6. Освободившийся от необходимости содержать ребенка. В тринадцать лет мальчик признается самостоятельным человеком. С отца снимается бремя ухода за ним как за маленьким.
7. Это было 1-е Витебское городское четырехклассное училище с ремесленным уклоном. Шагал учился там с 1900 (возможно, с 1898-го) по 1905 г.
8. Из архивных документов следует, что Шагал начал обучение с первого класса.
9. Перед Девятым ава (день разрушения Храма). «Забыл» — просто фигура речи, очевидно, чтобы показать пропасть, отделяющую Шагала от его далекого религиозного прошлого.
10. Записки с просьбами о молитвенном заступничестве, которые евреи клали на могилы или в усыпальницы праведников.
11. По-видимому, имеется в виду последний (пятый) год пребывания в училище. Характерная для Шагала инверсия: получается, что к тому моменту, когда он открыл для себя изобразительное искусство, ему было около 18 лет. Однако далее он пишет, что пришел к Пэну тринадцатилетним, и рассказывает, как мама взяла его к Пэну еще маленьким мальчиком (см. примеч. 83). На иллюстрации к этому эпизоду тоже изображен невысокий мальчик.
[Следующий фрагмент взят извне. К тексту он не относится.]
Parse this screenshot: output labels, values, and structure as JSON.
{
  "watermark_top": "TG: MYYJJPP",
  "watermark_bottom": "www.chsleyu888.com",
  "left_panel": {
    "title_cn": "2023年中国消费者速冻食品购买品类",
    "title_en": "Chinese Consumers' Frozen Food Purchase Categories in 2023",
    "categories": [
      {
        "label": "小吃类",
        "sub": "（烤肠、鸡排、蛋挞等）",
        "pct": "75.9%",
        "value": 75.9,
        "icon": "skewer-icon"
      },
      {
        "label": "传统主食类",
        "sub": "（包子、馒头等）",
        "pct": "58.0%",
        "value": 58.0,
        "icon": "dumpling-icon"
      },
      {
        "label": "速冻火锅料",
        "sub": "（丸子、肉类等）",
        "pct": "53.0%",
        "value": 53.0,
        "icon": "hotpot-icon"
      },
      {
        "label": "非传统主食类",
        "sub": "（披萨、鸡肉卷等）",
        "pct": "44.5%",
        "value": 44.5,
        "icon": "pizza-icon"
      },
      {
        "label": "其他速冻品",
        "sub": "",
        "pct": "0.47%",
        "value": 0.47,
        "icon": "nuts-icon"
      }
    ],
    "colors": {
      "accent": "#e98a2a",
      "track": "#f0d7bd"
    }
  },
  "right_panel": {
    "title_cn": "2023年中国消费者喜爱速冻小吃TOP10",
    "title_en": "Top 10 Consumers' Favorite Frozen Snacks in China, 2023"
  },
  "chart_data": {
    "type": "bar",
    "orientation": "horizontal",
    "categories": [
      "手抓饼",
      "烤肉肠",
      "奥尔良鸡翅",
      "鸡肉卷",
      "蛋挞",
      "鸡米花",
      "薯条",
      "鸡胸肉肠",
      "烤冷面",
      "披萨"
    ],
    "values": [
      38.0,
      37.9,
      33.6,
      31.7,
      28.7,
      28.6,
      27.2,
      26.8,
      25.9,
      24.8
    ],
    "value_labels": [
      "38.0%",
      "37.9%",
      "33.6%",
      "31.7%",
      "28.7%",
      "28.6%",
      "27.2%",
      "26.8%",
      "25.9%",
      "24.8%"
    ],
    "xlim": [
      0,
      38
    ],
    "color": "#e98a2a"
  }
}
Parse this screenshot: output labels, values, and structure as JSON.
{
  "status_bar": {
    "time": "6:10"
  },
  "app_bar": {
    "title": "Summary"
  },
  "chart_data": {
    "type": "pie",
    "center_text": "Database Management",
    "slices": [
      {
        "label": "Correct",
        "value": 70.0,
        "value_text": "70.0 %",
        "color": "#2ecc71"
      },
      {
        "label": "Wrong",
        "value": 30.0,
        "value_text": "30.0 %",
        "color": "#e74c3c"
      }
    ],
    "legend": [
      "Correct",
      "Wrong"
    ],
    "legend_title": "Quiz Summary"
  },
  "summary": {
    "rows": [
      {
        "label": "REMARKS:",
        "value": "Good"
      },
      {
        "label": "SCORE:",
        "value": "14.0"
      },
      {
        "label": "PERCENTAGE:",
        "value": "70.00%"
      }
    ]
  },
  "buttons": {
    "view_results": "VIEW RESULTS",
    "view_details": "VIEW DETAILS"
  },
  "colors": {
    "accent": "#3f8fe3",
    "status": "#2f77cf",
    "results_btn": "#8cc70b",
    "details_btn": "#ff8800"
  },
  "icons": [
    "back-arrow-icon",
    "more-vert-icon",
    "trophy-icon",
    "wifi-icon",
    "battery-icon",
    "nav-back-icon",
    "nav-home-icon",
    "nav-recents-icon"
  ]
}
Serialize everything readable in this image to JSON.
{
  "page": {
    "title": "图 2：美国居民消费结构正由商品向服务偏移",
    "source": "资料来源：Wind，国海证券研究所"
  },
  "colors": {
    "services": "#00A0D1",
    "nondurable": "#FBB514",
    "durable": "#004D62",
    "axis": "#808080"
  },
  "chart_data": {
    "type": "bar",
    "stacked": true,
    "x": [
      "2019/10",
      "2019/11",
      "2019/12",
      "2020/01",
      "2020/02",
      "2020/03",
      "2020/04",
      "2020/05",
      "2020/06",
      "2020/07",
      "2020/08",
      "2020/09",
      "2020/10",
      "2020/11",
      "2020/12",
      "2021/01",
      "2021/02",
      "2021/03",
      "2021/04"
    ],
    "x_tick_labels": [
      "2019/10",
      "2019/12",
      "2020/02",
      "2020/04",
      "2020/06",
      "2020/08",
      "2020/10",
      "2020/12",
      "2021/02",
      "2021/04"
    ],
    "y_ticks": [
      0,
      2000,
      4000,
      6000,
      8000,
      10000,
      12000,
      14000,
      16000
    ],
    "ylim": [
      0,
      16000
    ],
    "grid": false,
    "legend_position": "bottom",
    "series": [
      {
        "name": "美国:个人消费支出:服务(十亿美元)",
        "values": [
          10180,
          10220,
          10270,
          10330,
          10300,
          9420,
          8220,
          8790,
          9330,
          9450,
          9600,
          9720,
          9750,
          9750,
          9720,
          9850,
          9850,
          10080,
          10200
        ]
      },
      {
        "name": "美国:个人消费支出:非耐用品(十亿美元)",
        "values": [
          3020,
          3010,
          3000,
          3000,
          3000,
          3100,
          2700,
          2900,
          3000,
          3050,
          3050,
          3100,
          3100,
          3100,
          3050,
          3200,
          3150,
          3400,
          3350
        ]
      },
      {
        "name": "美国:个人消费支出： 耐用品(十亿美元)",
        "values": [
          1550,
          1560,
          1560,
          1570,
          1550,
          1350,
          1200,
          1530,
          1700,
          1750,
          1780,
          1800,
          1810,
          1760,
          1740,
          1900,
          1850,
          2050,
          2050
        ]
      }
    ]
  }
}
12. Рубинштейн Антон Григорьевич (1829—1894), всемирно известный пианист и композитор, родившийся в черте оседлости и крещенный в детстве. Евреи восхищались Рубинштейном не в последнюю очередь потому, что он столь многого добился в «большом» мире. Выбор Шагалом Рубинштейна не случаен.
13. По окончании училища мать отдала Мовшу в ученики к фотографу в Витебске. Позже в Петербурге Шагал некоторое время работал фотографом-ретушером.